Representative quadrants derived from flow cytometric scatter plots of microparticles labeled with platelet-specific antibodies CD61 (integrin-β₃; top, left) and CD42a (glycoprotein IX; top, right) in combination with the antibody for annexin-V. Cumulative numbers of CD61 (bottom, left)- and CD42a (bottom, right)-positive microparticles from women with negative (0 Agatston units, n = 10 women) and positive coronary calcification scores (low, 0 < 50 Agatston units, n = 18 women; and high, >50 Agatston units, n = 5 women).
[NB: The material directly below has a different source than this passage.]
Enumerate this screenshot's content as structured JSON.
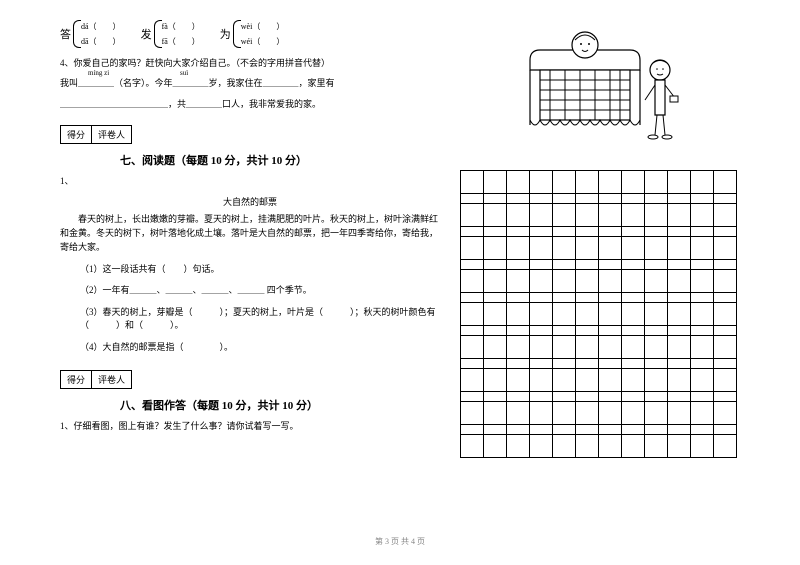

Data are presented as means ± SE. *P < 0.05, statistical significance from those with zero calcium and low calcium scores.

Fig. 5.

Representative quadrants from flow cytometric scatter plot of microparticles labeled to identify those derived from the endothelium by CD62-E (E-selectin) antibody and annexin-V antibody (top). Cumulative data of CD62-E-phycoerythrin-positive microparticles with (black bars) and without (white bars) annexin-V-positive expression from women with negative (0 Agatston units, n = 10 women) and positive coronary calcification scores (low, 0 < 50 Agatston units, n = 17 women; and high, >50 Agatston units, n = 5 women). Inset: correlation of CD62-E-positive microparticles (MPs) with the coronary artery calcification (CAC) score. Data are presented as means ± SE. *P < 0.05, statistical significance from those with zero calcium and low calcium scores.

Fig. 6.

Prothrombinase assay of thrombin generation by microparticles (10,000) derived from women with negative (0 Agatston units, n = 10 women; ⧫) and positive coronary calcification scores (low, 0 < 50 Agatston units, n = 18 women; □, and high, >50 Agatston units; n = 5 women, •). Control for buffer with factors but no microparticles (◊; n = 2) is shown. Data are presented as means ± SE. *P < 0.03, significant variability by Bartlett's test and thrombin-generating capacity by log transformation in the high compared with low and zero CAC groups.